Salió afuera y encendió la cámara. Se puso a caminar por el cementerio cuando, recordando el sueño, enfocó hacia lo lejos. ¡Y entonces, espantado, vio a tres seres hurgando en una tumba! Esos seres eran muy altos, debían medir unos tres metros de altura... Raúl tiró la cámara al suelo y huyó despavorido del cementerio. No volvió jamás. Buscó un nuevo trabajo y nunca contó a nadie, durante muchos años, lo sucedido esa noche. Siempre, a partir de entonces, supo que todo lo que él estaba viviendo y contemplando a través de sus ojos, su vida entera, la verían eso seres cuando él falleciese; sabía que en una pantalla lejana, en otro mundo, verían sus recuerdos, sus vivencias, sus amores, sus traiciones, sus sufrimientos, sus miedos y sus alegrías, sus contentos y sus desengaños, también las vergüenzas pasadas.
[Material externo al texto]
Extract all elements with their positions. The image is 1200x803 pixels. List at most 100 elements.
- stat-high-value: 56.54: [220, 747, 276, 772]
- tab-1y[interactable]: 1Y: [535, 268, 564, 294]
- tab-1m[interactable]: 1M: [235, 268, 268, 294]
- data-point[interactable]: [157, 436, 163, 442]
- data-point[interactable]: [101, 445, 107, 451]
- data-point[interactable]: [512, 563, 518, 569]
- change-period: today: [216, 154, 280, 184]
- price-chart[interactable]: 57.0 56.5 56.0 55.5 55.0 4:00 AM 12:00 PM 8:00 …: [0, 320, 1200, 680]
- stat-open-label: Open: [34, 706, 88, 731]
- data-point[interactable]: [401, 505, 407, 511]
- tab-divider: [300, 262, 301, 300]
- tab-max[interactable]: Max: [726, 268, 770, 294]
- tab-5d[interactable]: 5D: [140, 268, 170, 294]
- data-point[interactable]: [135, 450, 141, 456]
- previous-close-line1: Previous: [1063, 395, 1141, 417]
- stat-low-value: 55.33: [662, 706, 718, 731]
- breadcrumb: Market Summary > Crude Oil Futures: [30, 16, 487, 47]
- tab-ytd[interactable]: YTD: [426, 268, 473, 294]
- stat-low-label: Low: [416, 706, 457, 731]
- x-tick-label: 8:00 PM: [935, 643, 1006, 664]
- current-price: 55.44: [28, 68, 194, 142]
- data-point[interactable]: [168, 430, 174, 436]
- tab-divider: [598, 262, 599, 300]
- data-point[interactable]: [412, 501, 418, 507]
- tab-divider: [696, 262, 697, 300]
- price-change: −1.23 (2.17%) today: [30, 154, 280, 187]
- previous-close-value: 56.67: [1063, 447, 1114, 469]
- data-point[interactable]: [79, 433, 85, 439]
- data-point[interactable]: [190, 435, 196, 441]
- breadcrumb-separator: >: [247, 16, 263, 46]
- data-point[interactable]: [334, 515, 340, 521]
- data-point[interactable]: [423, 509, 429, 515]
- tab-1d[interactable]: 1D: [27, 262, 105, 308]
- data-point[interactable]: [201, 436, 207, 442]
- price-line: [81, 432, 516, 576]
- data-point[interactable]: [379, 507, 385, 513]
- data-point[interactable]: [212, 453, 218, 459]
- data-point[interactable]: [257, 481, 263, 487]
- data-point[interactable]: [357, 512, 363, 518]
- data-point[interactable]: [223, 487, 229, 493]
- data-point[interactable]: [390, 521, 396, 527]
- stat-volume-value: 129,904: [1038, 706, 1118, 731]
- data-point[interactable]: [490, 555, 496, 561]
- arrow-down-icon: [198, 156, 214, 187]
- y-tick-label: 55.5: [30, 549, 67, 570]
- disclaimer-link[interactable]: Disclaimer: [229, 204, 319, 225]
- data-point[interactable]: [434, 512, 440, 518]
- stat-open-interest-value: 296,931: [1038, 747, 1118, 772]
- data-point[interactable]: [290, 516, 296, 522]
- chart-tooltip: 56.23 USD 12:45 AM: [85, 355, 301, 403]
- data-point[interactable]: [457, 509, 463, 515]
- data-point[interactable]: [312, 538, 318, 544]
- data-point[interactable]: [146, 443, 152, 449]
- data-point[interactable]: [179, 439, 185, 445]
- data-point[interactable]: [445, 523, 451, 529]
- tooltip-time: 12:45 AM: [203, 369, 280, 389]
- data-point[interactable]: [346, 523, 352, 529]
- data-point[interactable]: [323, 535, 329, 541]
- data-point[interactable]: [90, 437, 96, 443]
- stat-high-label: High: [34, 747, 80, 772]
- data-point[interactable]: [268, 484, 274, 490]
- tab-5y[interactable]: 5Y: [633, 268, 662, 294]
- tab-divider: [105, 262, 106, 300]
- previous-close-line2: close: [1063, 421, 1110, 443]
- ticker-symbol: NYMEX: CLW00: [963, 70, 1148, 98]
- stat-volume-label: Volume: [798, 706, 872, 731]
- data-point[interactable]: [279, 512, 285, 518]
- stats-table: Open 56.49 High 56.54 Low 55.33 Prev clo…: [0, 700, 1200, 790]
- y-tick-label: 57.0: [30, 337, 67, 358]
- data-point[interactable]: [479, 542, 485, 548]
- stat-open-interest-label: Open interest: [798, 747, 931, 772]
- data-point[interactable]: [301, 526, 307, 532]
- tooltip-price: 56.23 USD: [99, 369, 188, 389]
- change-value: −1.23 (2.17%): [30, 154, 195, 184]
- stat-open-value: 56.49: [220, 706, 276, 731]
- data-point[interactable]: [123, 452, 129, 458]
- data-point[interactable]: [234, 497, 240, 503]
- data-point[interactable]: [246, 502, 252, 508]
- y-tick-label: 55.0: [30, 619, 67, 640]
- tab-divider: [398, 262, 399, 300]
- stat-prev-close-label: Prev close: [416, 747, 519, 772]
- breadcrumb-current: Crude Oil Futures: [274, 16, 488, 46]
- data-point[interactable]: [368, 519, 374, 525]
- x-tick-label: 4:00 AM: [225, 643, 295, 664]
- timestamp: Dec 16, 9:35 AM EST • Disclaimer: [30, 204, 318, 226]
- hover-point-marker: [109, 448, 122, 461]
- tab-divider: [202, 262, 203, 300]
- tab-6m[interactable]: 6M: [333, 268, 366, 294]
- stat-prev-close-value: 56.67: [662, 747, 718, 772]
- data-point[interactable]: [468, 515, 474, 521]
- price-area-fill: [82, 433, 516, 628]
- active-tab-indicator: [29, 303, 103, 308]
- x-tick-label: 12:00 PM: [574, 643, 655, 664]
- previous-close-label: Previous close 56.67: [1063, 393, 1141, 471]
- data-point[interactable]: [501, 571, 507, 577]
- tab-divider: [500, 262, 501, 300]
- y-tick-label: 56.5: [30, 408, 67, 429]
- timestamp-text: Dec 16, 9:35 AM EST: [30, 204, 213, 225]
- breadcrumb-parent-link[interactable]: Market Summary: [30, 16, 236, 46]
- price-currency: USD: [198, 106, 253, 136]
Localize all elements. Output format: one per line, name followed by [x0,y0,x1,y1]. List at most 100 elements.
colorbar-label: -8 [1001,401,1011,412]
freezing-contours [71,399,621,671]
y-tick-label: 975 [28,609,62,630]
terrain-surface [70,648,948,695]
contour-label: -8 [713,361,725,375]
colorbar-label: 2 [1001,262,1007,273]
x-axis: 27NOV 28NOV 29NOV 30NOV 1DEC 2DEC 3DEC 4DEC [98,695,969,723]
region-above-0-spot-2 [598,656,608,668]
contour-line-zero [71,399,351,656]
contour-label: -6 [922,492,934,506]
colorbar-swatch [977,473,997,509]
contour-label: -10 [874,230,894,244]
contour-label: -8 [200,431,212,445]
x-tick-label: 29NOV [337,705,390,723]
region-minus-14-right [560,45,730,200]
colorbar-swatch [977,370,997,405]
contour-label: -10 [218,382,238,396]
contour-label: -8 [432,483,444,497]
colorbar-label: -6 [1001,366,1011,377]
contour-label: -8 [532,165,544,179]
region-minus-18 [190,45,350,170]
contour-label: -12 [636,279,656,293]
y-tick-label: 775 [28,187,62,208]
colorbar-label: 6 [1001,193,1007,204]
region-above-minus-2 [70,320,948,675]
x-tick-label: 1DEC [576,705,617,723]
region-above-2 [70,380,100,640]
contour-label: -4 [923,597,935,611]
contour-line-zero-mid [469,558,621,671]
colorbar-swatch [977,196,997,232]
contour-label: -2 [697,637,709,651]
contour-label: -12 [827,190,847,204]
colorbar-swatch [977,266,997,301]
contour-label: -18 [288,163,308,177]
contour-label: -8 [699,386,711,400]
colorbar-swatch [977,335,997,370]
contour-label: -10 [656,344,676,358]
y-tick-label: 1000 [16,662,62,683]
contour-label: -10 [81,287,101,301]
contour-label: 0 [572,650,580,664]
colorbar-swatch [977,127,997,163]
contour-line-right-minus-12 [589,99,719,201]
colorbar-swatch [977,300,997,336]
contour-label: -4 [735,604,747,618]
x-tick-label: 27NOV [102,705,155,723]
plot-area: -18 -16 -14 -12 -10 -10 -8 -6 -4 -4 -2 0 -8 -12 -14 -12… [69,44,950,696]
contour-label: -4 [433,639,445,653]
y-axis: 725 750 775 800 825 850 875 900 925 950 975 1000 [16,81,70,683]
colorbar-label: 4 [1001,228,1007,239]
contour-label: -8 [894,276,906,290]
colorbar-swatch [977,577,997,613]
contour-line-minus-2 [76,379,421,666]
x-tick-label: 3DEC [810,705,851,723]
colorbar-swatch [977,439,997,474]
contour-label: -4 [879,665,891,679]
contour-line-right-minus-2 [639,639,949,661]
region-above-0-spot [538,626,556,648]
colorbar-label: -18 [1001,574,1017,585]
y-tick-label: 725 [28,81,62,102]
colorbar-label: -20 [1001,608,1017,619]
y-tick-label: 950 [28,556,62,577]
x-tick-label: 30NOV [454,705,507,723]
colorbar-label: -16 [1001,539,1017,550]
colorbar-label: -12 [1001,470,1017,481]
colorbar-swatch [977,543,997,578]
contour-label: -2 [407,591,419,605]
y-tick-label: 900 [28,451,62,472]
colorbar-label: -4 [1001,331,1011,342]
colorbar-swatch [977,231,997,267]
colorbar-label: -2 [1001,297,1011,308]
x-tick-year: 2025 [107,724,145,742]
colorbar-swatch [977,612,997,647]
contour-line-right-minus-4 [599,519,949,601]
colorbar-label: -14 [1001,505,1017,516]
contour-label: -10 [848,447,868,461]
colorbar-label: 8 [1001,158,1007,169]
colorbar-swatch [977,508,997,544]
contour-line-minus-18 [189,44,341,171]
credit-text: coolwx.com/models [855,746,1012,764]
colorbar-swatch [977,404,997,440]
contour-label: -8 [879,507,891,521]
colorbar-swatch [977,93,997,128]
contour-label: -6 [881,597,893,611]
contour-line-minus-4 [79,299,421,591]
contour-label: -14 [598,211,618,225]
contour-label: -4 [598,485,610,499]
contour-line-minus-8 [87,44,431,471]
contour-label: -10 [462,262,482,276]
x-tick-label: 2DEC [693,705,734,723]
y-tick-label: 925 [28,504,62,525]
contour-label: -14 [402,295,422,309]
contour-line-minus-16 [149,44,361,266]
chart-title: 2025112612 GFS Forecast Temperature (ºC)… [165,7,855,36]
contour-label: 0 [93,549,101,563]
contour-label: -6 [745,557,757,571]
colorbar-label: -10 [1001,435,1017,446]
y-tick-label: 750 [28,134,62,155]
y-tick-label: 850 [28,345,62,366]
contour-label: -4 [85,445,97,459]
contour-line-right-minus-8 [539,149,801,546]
Todos sus secretos, guardados celosamente, se conocerían una vez hubiese muerto. Todo ello sería conocido, con el mayor detalle, en ese desconocido mundo. Todo, completamente todo lo que él hubiese vivido, lo verían esos seres en sus pantallas como un puro espectáculo. Quizá se reirían de su sentimientos o disfrutarían por sus penas. Sentía, al pensarlo, un fuerte temblor, y su cuerpo era recorrido por un largo e intenso estremecimiento; no podía remediarlo, al saber que una vez muerto se contemplaría su vida como un puro divertimento, en un mundo lejano y extraño.